C’est quoi le problème ?

Nathalie Quintane

paru dans lundimatin#285, le 26 avril 2021

Pourquoi l’art répondrait-il à d’autres lois que celles du partage du monde ? demandait Jean-Pierre Cometti [1]. En effet, pourquoi donc — en quel honneur — l’objet d’art devrait-il être autre chose qu’une marchandise quand l’éducation ou la santé même le sont ?

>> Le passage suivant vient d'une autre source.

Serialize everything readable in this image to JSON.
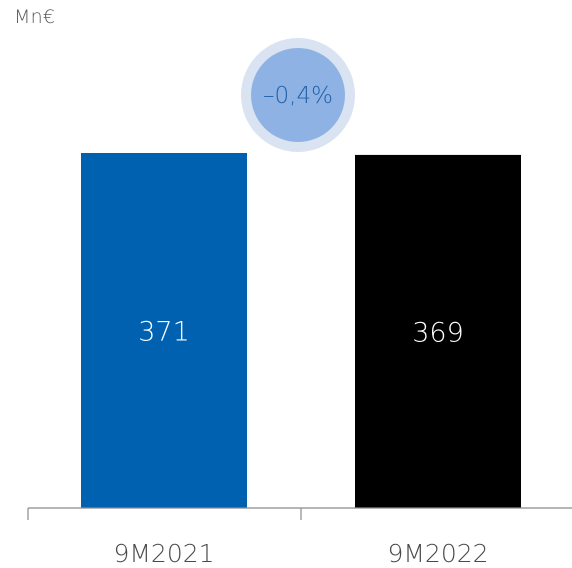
{
  "chart_data": {
    "type": "bar",
    "unit": "Mn€",
    "categories": [
      "9M2021",
      "9M2022"
    ],
    "values": [
      371,
      369
    ],
    "value_labels": [
      "371",
      "369"
    ],
    "colors": [
      "#0061b0",
      "#000000"
    ],
    "ylim": [
      0,
      371
    ],
    "change": {
      "label": "–0,4%",
      "color": "#1f5fa8",
      "bubble_fill": "#8fb2e4",
      "bubble_ring": "#d9e3f1"
    },
    "grid": false,
    "legend": "none"
  }
}
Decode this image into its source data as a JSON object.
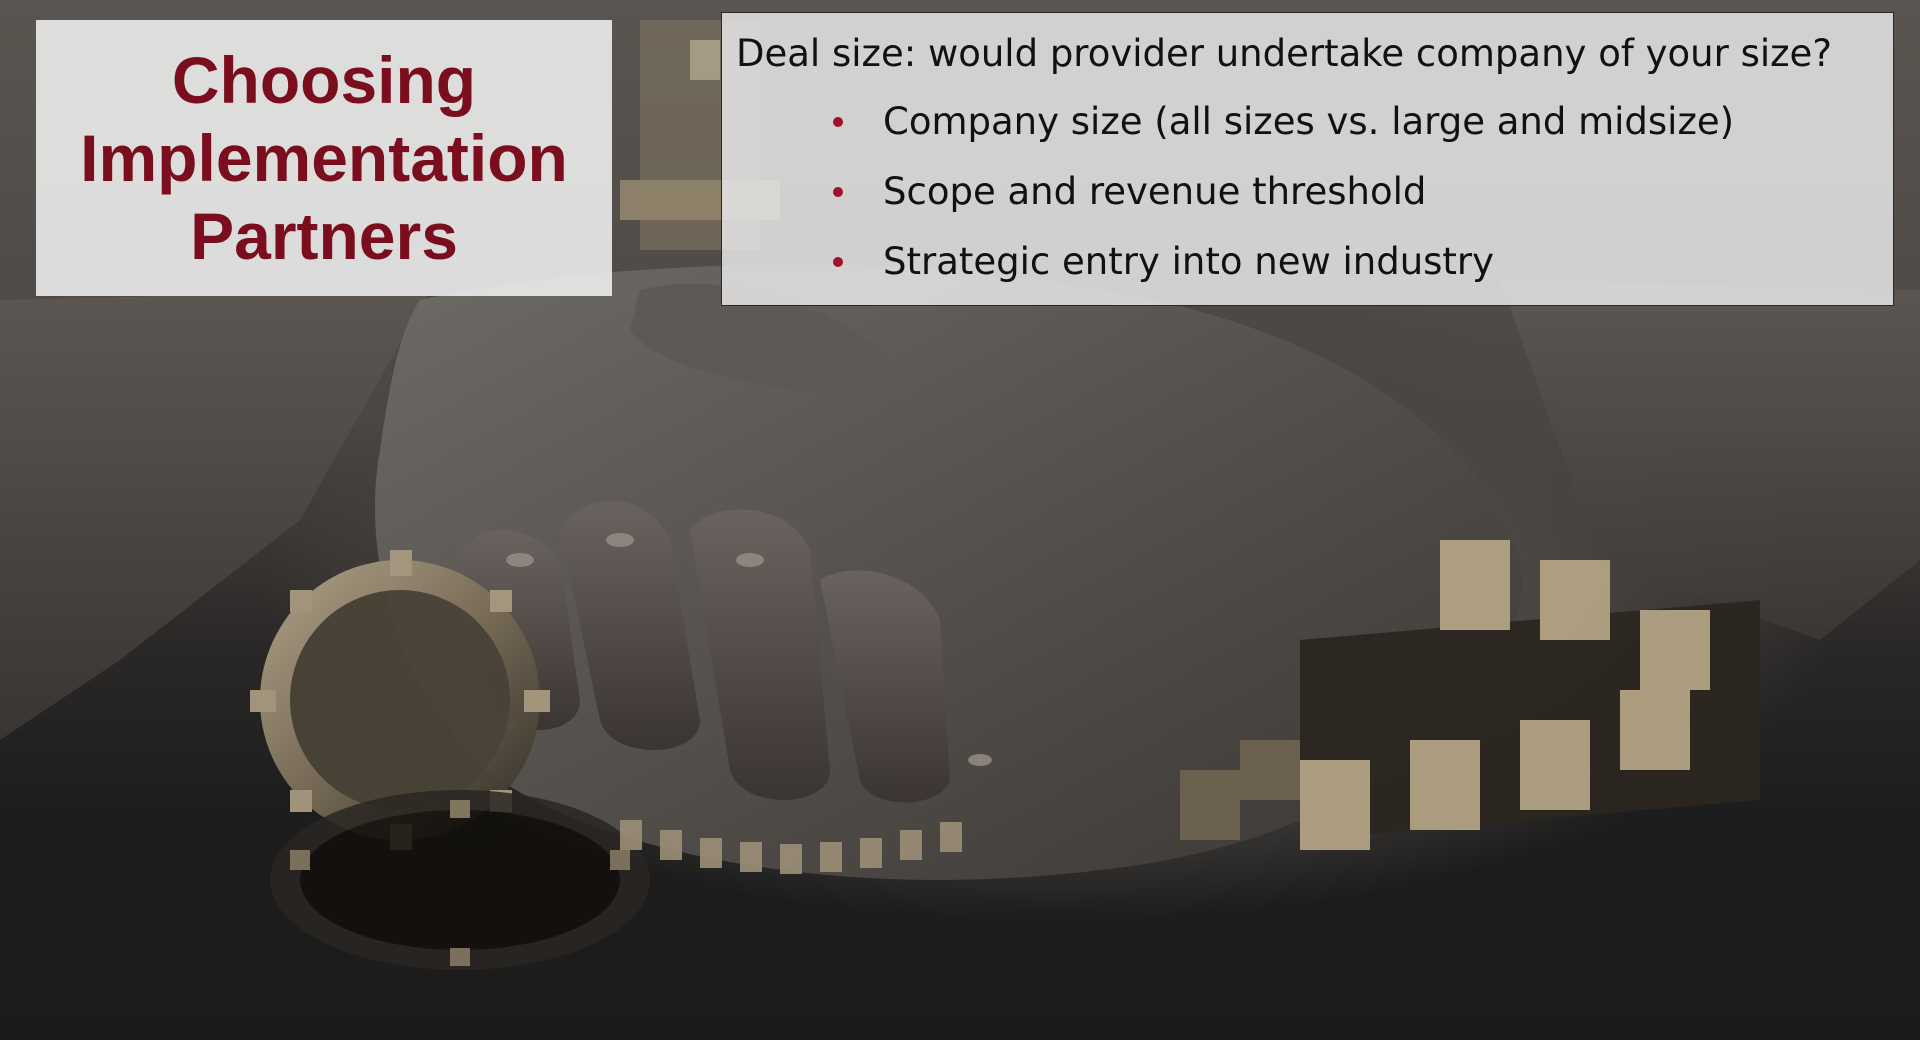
{
  "title": {
    "lines": [
      "Choosing",
      "Implementation",
      "Partners"
    ],
    "color": "#7a0e1e"
  },
  "content": {
    "headline": "Deal size: would provider undertake company of your size?",
    "bullets": [
      "Company size (all sizes vs. large and midsize)",
      "Scope and revenue threshold",
      "Strategic entry into new industry"
    ],
    "bullet_color": "#a0102a"
  },
  "background": {
    "image_description_icon": "handshake-gears-image"
  }
}
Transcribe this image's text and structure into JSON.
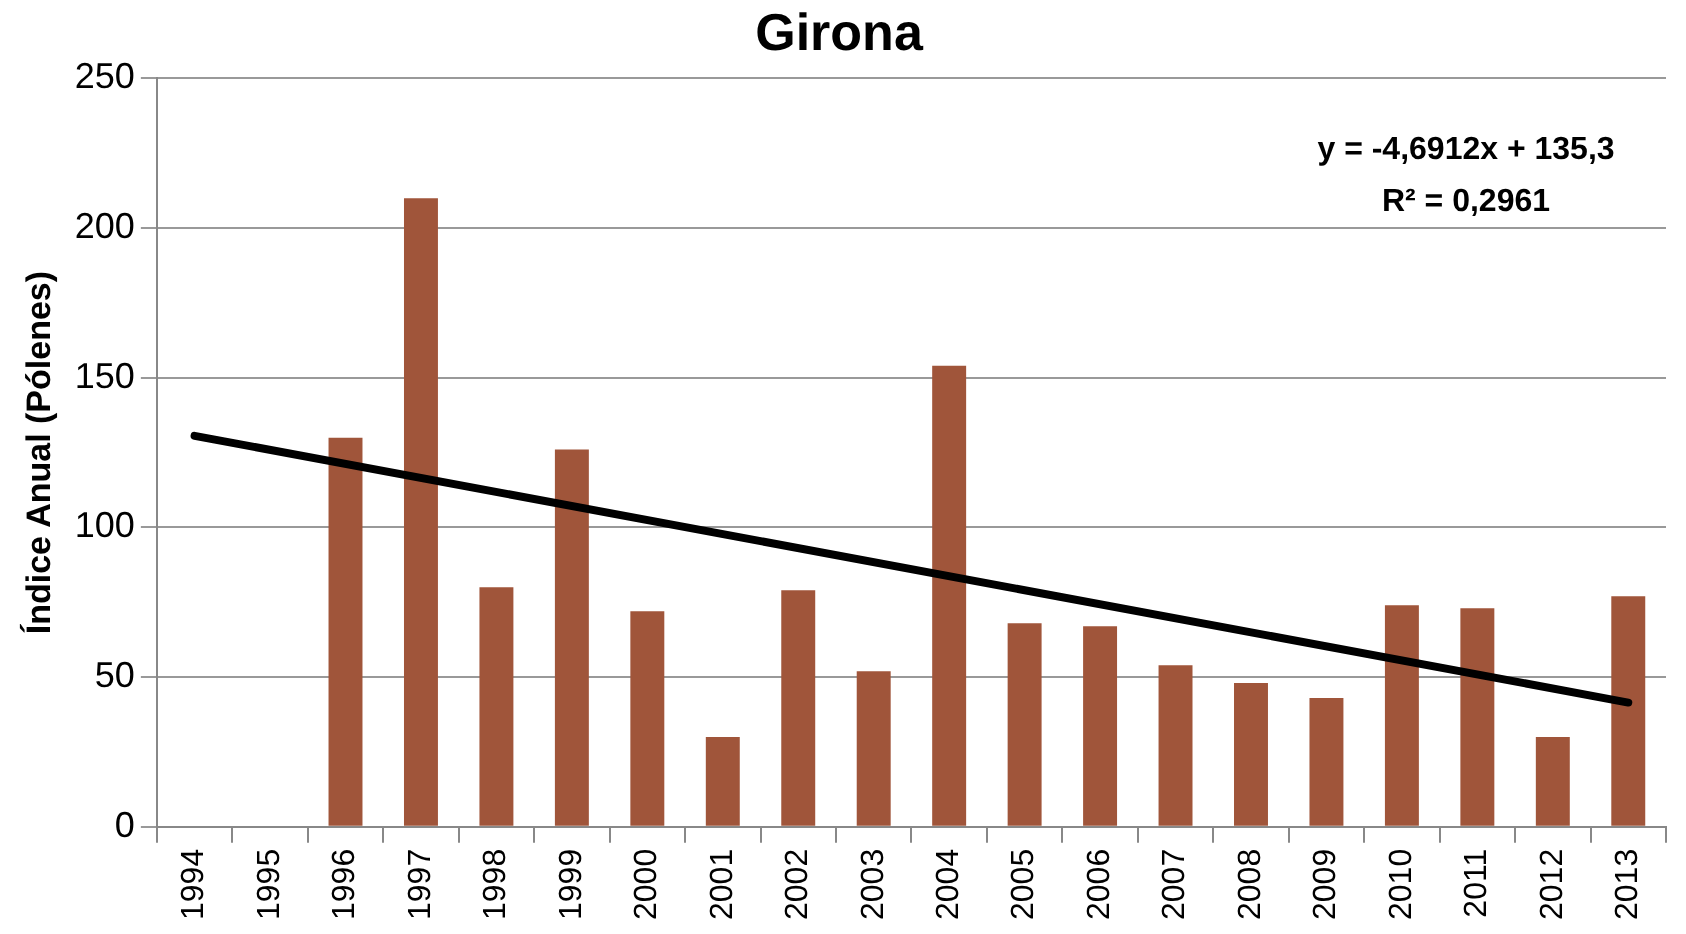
{
  "chart_data": {
    "type": "bar",
    "title": "Girona",
    "ylabel": "Índice Anual (Pólenes)",
    "categories": [
      "1994",
      "1995",
      "1996",
      "1997",
      "1998",
      "1999",
      "2000",
      "2001",
      "2002",
      "2003",
      "2004",
      "2005",
      "2006",
      "2007",
      "2008",
      "2009",
      "2010",
      "2011",
      "2012",
      "2013"
    ],
    "series": [
      {
        "color": "#a0553a",
        "values": [
          null,
          null,
          130,
          210,
          80,
          126,
          72,
          30,
          79,
          52,
          154,
          68,
          67,
          54,
          48,
          43,
          74,
          73,
          30,
          77
        ]
      },
      {
        "type": "line",
        "color": "#000000",
        "values": [
          130.6,
          null,
          null,
          null,
          null,
          null,
          null,
          null,
          null,
          null,
          null,
          null,
          null,
          null,
          null,
          null,
          null,
          null,
          null,
          41.5
        ]
      }
    ],
    "annotations": [
      "y = -4,6912x + 135,3",
      "R² = 0,2961"
    ],
    "ylim": [
      0,
      250
    ],
    "yticks": [
      0,
      50,
      100,
      150,
      200,
      250
    ],
    "grid": "y",
    "legend": false
  }
}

[Illustration : Marion Molinier]

Car l’objet d’art est, non pas « en dehors » mais dans le monde de l’art même, une marchandise. Le monde de l’« art contemporain » dont on parle quand on parle d’« art contemporain » (Koons, Arnault-Pinault, chiffres astronomiques) est cette part du monde tout à fait absorbée à présent par les UHNWI, les ultra-high net worth individuals, les individus à valeur nette hyper-élevée ; bref, les super-riches. Les pièces qu’ils achètent, dans un « mimétisme concurrentiel » [2] qui les embarque vers du toujours plus gros, nous ne les verrons pas : elles sont casées dans des ports francs à côté de l’or, de l’argent ou des bouteilles de pinard à 500 000 € l’unité, ou à bord de leurs super-yachts de 100 ou 200 mètres de long qui ne parviennent même plus à rentrer dans des ports de plaisance trop étroits [3]. Que dire de plus de cette affaire de bittes ? Ce n’est pas le monde de l’art qui a fait sécession : c’est celui de ces riches.

Revenons sur terre. Récemment, lors d’une réunion au ministère de la Culture, on a dit à Samantha Bailly, présidente de la Ligue des auteurs professionnels : « Tout le monde ne pense pas comme vous que créer est un travail et que vous êtes des professionnels ». De la même manière qu’on ne voit pas pourquoi on paierait une femme qui fait la vaisselle ou passe la serpillère, puisque ce n’est pas un travail, on ne voit pas davantage pourquoi on paierait une femme (ou un homme) qui écrit des livres, fait des films ou des performances, puisque ce n’est pas un travail : c’est un acte de création — comme de faire un enfant, par exemple, selon la célèbre métaphore naturalisante ; et est-ce qu’on paie une femme qui fait un enfant ? On ne la paie pas, on l’aide. On ne paye pas les artistes, on les aide. Il paraît que les artistes-auteurs ont un statut. Heureuse nouvelle. Personnellement, je ne l’avais pas constaté. Mais si mais si : regarde tous les papiers que tu remplis ! Ecoutez, je remplis aussi une attestation de déplacement dérogatoire pour des déplacements brefs dans un rayon maximal de dix kilomètres autour de mon domicile.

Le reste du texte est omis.